I noticed two main differences between Steam's and my model's recommendations: accuracy and variety.

I would argue that my model is more accurate in selecting similar games. While this can't be measured scientifically, many of the games that Steam recommends are in entirely different genres to the target game. However, Steam's algorithm almost always provided a wider variety of franchises and genres. My model frequently recommended games within the same franchise.

These differences reveal Valve's (developer of Steam) objective when recommending games. While I built a model to find the most similar games, Steam's model seems to prioritize giving the user more options. This makes sense when considering the context of the user experience. For example, if a user is viewing the Steam page for Civilization VI, they already know that there are at least 5 other games within the franchise and don't need an algorithm to tell them that. However, an algorithm that gives them more variety can lead them to a game that they never would've heard of otherwise. By expanding the user's horizons, Valve is simultaneously opening up new opportunities for the user to purchase products.

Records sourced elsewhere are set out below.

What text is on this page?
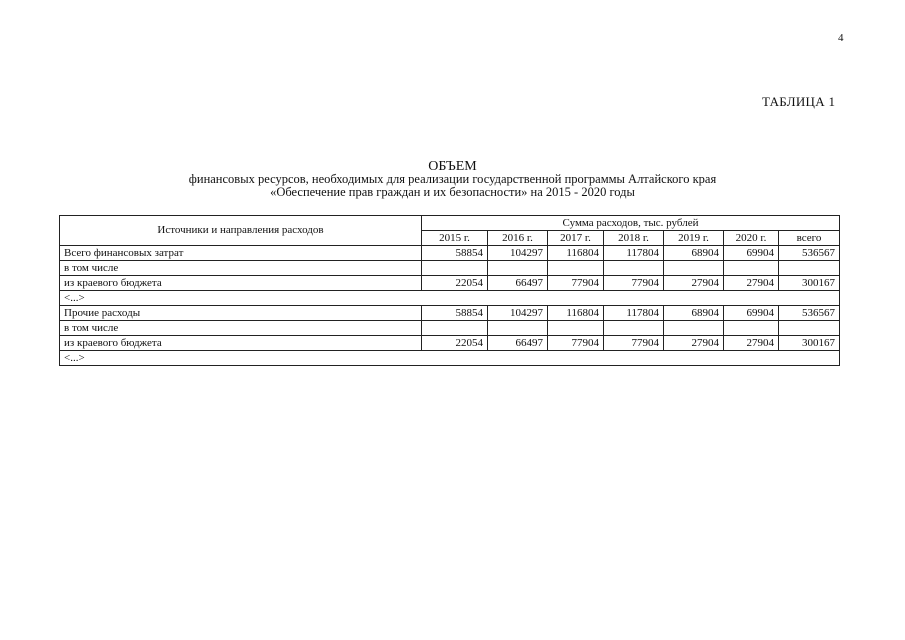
4
ТАБЛИЦА 1
ОБЪЕМ
финансовых ресурсов, необходимых для реализации государственной программы Алтайского края
«Обеспечение прав граждан и их безопасности» на 2015 - 2020 годы
Источники и направления расходов	Сумма расходов, тыс. рублей						
	2015 г.	2016 г.	2017 г.	2018 г.	2019 г.	2020 г.	всего
Всего финансовых затрат	58854	104297	116804	117804	68904	69904	536567
в том числе							
из краевого бюджета	22054	66497	77904	77904	27904	27904	300167
<...>							
Прочие расходы	58854	104297	116804	117804	68904	69904	536567
в том числе							
из краевого бюджета	22054	66497	77904	77904	27904	27904	300167
<...>							
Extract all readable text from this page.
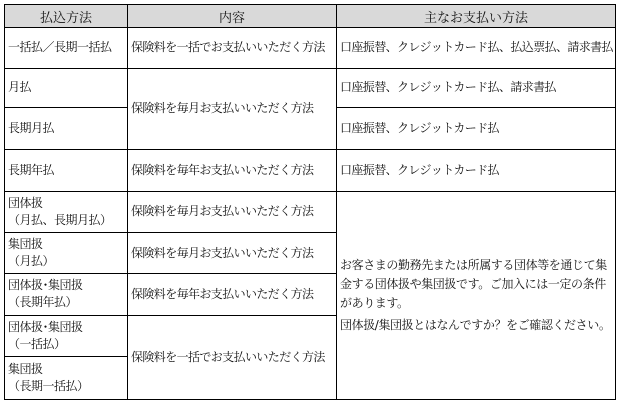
払込方法	内容	主なお支払い方法
一括払／長期一括払	保険料を一括でお支払いいただく方法	口座振替、クレジットカード払、払込票払、請求書払
月払	保険料を毎月お支払いいただく方法	口座振替、クレジットカード払、請求書払
長期月払		口座振替、クレジットカード払
長期年払	保険料を毎年お支払いいただく方法	口座振替、クレジットカード払

団体扱
（月払、長期月払）	保険料を毎月お支払いいただく方法	お客さまの勤務先または所属する団体等を通じて集金する団体扱や集団扱です。ご加入には一定の条件があります。
団体扱/集団扱とはなんですか？をご確認ください。

集団扱
（月払）	保険料を毎月お支払いいただく方法	

団体扱･集団扱
（長期年払）	保険料を毎年お支払いいただく方法	

団体扱･集団扱
（一括払）	保険料を一括でお支払いいただく方法	

集団扱
（長期一括払）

By comparing and contrasting the results of my model with the Steam model, I now have a better understanding of how the Steam recommendation algorithm might work. More importantly, I have a better understanding of how the engineers at Valve design an algorithm around the actual goal of a model, not the perceived goal of a model.